No one could. No one lives any nearer than town. No one else will come any nearer than that.”
I’m not sure what I was expecting from The Haunting of Hill House. Or rather, I thought I knew what I was expecting, but wasn’t sure. Which is slightly different. It’s a horror story, right? It’s about a haunted house - it says so in the title. The book has been on my to-read list for perhaps longer than any other, since I was a teenager and read Stephen King’s Danse Macabre when it was first issued in paperback. King loved Hill House. It is all over Danse Macabre. But it was out of print in UK until 2009. Still, that is almost ten years ago and, still, I didn’t read it.
So, it being Hallowe’en, and with the new adaptation on Netflix (which, it turns out is excellent, but is not an adaptation, rather a reimagining), I decided it was time to read this really scary ghost story. And it is really scary, but is it a ghost story? Is Hill House haunted?
The writing is excellent, the prose lyrical (The opening and closing paragraphs are rightly lauded as classics but there are many similar passages). The dialogue is perhaps a little old-fashioned but it was written 60 years ago and it fits the gothic storytelling. Yet, on finishing the novel I was slightly disappointed. There are certainly some moments which make the hairs stand up on the back of your neck (“God!

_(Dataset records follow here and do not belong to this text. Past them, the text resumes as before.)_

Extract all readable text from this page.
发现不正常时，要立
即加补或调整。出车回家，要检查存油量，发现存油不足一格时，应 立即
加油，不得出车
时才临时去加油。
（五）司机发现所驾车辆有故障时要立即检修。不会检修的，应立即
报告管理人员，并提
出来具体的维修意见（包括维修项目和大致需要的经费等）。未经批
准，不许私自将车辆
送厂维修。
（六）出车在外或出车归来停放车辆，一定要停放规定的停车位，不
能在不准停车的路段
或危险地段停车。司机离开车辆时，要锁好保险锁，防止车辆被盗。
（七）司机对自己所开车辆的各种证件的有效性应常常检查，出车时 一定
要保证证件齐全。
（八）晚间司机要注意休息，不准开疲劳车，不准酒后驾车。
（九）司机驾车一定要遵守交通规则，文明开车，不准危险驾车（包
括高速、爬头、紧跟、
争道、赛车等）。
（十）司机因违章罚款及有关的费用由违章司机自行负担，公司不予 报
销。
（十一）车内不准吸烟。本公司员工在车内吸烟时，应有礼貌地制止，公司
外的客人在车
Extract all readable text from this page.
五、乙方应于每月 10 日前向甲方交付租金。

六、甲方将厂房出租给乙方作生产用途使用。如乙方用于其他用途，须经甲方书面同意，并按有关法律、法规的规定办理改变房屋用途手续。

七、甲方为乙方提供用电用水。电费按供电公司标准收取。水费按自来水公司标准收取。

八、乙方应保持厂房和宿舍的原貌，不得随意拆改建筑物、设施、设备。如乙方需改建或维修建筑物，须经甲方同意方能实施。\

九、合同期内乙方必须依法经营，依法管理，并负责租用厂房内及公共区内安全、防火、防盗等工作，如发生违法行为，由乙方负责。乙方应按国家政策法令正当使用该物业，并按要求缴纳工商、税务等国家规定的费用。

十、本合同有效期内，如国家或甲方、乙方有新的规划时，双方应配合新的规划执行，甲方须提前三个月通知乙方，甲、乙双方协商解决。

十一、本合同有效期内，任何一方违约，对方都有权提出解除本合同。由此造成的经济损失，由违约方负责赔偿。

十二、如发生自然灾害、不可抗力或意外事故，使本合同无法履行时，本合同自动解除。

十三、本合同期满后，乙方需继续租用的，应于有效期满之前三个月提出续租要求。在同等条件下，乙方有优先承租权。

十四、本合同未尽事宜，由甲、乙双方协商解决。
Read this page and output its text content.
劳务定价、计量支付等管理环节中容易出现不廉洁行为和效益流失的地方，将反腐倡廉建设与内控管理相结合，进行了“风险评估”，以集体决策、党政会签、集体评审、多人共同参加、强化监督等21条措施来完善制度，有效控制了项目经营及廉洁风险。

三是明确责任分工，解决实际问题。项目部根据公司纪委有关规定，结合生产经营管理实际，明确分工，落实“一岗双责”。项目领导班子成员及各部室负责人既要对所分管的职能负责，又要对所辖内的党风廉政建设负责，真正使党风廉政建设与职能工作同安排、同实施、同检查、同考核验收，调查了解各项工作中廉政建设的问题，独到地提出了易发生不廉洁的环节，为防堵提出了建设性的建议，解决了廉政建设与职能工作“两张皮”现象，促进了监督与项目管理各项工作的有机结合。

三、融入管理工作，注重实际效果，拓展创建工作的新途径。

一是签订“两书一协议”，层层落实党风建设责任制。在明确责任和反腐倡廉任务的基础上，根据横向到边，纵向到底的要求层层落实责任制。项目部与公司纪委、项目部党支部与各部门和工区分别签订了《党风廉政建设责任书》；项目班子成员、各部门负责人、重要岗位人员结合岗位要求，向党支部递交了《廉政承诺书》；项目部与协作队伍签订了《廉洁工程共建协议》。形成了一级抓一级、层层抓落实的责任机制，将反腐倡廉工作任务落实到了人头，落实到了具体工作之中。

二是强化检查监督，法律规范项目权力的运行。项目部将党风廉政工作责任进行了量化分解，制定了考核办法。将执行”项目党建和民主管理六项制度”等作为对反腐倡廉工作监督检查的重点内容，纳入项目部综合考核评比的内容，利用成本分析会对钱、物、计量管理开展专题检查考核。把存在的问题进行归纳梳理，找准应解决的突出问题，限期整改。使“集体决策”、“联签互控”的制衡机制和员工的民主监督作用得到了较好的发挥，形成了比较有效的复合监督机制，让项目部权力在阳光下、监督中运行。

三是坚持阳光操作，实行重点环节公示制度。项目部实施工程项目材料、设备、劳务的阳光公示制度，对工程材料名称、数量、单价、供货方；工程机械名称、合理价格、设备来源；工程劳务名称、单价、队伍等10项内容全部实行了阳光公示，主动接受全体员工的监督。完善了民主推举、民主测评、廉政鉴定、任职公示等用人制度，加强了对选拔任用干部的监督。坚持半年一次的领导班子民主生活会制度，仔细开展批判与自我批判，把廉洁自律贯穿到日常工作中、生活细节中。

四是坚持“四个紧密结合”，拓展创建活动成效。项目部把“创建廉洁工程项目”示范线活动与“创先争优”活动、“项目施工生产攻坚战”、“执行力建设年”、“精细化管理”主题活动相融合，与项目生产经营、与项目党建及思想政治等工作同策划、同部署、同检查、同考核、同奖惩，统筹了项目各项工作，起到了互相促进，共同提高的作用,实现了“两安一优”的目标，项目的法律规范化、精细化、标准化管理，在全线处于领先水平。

Whose hand was I holding?”) but there are so many conversations in the book about being scared, about the nature of being scared, almost looking forward to being scared. The writing is excellent though and so I gave it four stars.
And, yet. In the days since I finished the book, images and scenes have stayed with me. I am ‘haunted’ by some of the imagery and find myself replaying some of the key scenes in my head.
“Fear," the doctor said, "is the relinquishment of logic, the willing relinquishing of reasonable patterns. We yield to it or we fight it, but we cannot meet it halfway.”
The characters surrender themselves willingly to the idea of being scared, in the same way as many of us do when reading horror fiction or watching a scary movie. And, whether there is something in Hill House which takes advantage of that, or whether it is something within the characters which tip them, particularly Eleanor, into madness, I am still unsure. And the genius of Shirley Jackson is that, two weeks later, I am still thinking about it.